If your minister/priest/rabbi shows good results, then his or her market value (salary) should increase.

Church by church results should be published, so that would-be members can make informed decisions about which church will give them the highest spiritual/ethical ROI on the least amount of invested time or payments.

If you’re a slow improver, then churches would be incented to dump you as an incorrigible recidivist (formerly known as “sinner”)—basically, an unprofitable case.

Consider tithing—the giving of 10% of one’s income to the religion. Let’s apply incentives. What’s in it for me? Maybe, if you tithe more, you get more back!  Sort of like frequent flyer miles, or volume discounts.

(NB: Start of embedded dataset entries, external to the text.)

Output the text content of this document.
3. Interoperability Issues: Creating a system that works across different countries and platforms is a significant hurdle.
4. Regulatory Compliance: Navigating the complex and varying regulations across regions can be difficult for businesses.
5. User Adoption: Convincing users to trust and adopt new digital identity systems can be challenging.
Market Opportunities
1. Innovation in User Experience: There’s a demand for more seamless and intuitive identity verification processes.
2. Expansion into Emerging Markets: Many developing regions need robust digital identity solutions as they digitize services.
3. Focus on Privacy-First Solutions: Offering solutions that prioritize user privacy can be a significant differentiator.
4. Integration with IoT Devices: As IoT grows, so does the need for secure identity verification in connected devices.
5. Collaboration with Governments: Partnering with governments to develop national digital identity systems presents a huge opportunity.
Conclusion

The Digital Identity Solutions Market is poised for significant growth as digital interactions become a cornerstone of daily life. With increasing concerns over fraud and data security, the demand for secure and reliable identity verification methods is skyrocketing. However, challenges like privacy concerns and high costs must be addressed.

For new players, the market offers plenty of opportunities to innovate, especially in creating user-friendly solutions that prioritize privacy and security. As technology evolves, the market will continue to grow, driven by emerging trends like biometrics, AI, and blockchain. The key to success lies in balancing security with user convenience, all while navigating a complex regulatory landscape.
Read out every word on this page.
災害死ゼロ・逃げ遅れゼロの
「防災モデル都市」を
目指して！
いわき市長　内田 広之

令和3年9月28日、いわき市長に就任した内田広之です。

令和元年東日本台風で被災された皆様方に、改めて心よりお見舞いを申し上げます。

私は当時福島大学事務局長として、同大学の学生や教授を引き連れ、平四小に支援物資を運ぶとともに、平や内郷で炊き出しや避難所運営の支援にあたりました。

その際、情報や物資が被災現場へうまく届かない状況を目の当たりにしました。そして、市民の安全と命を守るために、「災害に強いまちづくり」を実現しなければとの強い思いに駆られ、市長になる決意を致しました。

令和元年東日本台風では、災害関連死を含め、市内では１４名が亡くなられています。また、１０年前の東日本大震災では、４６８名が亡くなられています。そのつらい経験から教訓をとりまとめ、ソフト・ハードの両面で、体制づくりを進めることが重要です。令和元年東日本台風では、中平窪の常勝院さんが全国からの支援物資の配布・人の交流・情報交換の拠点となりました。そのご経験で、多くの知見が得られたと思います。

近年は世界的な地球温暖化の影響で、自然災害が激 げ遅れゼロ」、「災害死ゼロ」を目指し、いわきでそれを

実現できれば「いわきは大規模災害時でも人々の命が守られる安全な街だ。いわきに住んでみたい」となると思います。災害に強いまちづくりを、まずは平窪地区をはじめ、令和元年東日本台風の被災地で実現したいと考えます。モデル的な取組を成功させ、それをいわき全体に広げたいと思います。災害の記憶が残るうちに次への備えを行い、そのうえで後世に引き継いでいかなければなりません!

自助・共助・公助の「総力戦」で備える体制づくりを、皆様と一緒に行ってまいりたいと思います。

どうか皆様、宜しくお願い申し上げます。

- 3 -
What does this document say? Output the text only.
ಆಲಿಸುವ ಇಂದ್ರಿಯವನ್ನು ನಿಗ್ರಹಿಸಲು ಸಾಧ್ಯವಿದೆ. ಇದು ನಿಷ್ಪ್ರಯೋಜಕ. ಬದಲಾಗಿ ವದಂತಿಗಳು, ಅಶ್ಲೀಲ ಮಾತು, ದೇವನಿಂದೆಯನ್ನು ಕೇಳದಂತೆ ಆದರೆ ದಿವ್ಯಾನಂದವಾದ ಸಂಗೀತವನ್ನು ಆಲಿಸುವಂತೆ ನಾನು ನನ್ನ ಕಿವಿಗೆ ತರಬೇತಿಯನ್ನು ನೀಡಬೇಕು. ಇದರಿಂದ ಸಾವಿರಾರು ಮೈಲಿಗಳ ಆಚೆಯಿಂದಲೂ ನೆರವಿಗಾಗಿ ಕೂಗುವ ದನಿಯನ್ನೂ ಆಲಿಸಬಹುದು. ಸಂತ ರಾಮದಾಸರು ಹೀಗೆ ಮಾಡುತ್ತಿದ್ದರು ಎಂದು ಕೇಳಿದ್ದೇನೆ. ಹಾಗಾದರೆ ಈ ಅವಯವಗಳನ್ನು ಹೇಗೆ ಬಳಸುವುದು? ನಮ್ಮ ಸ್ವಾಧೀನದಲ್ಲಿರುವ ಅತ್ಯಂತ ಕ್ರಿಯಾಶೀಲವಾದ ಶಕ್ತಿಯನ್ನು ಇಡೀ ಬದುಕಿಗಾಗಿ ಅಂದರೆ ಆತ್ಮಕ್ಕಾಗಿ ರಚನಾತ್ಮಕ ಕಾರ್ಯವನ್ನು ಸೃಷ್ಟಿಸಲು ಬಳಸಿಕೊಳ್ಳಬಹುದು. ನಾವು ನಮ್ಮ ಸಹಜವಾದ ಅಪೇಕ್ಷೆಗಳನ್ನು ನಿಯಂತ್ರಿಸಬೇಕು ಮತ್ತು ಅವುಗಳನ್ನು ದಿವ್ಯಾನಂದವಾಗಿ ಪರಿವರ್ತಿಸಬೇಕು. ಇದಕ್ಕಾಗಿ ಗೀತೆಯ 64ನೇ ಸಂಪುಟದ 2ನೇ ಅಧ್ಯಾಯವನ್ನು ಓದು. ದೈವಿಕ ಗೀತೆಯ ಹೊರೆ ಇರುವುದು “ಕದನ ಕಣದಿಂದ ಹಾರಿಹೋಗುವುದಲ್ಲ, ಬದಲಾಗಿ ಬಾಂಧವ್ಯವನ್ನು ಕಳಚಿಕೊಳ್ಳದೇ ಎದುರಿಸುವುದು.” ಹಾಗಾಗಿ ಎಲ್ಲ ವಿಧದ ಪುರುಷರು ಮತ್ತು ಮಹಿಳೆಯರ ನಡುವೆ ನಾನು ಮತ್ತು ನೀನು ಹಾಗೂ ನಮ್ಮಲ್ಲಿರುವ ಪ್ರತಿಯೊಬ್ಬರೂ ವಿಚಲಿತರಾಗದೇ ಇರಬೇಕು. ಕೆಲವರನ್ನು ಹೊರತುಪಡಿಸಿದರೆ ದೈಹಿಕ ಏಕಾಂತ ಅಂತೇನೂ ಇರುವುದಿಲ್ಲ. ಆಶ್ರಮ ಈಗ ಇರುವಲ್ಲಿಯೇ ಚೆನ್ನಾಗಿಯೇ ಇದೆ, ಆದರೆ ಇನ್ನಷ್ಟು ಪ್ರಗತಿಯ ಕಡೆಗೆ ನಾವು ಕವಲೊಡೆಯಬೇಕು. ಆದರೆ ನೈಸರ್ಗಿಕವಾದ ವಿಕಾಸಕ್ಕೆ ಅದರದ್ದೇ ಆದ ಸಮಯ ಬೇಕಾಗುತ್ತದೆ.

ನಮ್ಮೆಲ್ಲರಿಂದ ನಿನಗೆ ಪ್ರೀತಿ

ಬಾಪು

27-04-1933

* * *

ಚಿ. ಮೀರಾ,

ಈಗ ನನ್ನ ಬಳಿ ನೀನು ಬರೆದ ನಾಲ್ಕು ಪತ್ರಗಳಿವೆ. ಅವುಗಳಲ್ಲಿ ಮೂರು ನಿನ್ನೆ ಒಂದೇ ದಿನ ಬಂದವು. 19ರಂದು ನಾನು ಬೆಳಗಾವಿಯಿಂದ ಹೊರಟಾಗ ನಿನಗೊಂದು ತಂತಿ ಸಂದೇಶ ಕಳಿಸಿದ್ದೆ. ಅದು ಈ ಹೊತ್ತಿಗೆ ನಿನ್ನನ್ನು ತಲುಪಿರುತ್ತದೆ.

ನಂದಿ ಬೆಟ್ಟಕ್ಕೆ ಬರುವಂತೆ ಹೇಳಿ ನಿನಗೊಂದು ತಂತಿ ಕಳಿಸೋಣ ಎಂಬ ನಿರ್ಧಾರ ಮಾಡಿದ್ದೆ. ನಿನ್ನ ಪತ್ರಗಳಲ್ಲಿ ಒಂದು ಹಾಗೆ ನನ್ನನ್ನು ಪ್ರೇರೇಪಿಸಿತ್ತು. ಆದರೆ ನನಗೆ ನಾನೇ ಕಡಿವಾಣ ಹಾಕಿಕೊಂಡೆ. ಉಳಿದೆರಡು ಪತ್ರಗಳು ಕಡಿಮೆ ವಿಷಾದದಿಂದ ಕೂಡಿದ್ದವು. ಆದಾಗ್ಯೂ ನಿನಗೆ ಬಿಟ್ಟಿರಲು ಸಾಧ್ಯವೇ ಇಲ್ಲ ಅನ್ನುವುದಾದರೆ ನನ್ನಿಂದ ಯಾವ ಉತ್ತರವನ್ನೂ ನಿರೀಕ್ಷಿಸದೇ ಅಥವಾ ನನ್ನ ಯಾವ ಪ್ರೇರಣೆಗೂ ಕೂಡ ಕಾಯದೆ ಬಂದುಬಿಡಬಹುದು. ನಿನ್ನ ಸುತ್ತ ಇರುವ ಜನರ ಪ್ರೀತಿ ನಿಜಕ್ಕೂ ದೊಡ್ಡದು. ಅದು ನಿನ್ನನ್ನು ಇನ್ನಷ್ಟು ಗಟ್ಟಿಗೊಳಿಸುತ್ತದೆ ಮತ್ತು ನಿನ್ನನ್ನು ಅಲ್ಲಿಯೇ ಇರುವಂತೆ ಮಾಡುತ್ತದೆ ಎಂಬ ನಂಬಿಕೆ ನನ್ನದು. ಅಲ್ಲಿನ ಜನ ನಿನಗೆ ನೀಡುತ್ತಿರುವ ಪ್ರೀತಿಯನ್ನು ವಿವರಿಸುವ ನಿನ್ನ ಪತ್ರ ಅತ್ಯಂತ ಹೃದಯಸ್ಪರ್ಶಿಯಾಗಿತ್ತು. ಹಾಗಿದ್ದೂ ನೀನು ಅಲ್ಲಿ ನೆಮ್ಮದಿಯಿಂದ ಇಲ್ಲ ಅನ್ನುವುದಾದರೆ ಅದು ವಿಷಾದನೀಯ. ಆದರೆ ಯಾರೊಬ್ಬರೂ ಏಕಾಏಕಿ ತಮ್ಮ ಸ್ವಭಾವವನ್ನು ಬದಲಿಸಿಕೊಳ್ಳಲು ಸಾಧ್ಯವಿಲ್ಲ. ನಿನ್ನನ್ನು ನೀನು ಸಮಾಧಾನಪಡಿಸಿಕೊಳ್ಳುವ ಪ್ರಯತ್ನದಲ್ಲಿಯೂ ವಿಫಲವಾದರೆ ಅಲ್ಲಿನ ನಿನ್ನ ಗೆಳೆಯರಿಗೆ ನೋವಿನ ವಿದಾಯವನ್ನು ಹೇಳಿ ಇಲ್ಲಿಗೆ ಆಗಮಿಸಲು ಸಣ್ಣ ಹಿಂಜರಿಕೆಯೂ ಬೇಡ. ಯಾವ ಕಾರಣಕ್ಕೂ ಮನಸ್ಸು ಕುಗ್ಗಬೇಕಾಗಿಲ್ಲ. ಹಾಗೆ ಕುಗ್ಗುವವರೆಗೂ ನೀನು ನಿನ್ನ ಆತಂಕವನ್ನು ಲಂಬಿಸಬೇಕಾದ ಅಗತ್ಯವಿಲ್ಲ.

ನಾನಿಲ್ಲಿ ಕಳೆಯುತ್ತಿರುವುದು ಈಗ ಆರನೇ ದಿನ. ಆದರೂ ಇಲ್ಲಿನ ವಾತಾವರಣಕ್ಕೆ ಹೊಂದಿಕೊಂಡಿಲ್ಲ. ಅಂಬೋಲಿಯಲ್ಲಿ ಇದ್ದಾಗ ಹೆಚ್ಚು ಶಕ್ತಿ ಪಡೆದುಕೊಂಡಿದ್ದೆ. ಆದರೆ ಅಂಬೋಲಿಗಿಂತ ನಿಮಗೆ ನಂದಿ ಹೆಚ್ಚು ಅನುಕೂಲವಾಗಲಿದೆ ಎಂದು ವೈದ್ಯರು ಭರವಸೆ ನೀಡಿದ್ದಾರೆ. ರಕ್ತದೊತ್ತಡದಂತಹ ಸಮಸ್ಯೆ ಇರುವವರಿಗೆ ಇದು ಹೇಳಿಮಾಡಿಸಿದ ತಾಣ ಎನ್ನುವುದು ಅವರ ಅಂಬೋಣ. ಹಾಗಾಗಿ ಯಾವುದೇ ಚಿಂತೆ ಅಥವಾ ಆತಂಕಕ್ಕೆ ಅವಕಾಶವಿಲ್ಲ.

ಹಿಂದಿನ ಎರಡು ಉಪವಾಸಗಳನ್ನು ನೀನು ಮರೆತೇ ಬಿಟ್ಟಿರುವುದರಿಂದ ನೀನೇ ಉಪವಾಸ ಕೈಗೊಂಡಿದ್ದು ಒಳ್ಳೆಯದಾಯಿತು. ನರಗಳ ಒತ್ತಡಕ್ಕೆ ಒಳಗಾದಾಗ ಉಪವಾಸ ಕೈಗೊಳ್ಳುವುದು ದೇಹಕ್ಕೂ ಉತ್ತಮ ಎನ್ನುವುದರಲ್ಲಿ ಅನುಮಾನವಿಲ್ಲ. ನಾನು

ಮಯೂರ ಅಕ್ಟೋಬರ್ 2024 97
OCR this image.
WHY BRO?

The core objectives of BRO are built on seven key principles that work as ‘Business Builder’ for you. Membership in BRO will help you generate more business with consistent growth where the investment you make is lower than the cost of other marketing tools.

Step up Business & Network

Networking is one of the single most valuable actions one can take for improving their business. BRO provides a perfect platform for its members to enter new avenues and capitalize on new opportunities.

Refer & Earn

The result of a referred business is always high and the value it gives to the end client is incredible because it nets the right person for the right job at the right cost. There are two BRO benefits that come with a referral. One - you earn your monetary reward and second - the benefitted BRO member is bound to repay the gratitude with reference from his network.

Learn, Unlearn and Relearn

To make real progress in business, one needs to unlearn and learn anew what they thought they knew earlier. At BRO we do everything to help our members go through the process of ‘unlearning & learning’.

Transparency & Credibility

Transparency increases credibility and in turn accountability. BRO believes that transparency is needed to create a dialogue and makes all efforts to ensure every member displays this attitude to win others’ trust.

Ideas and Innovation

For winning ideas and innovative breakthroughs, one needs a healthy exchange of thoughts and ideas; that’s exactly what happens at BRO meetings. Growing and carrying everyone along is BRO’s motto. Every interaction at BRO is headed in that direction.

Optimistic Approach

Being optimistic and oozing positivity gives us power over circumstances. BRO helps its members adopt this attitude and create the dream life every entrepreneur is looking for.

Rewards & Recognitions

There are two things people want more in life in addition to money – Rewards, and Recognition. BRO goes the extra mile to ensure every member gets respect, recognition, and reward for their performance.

If you tithe 12%, you get the superbowl tickets; 13%, the big Hawaii trip. And suppose you really demonstrate your holiness by taking a vow of poverty? Wow, that’s the big reward—a day’s free shopping at Neiman Marcus, no limits.

How about Boy Scouts helping that little old lady across the street? What’s in it for me? How much to escort you across, old lady? A nickel? What century you livin’ in?  Fuggedaboudit!

If you haven’t heard of Alfie Kohn, let me recommend him to you. Mainly a child educator theorist, he’s also written fascinatingly about the fallacy of incentives. As he puts it, “incentives work very well. They incent people to get more incentives.”

His key concept? Emphasizing extrinsic incentives—i.e. “if you do this, you’ll get that”—is responsible for destroying intrinsic incentives.

His killer example: a study of children playing. Researchers uncovered their favorite game—then offered them rewards for playing it.

The kids then lost interest in the game.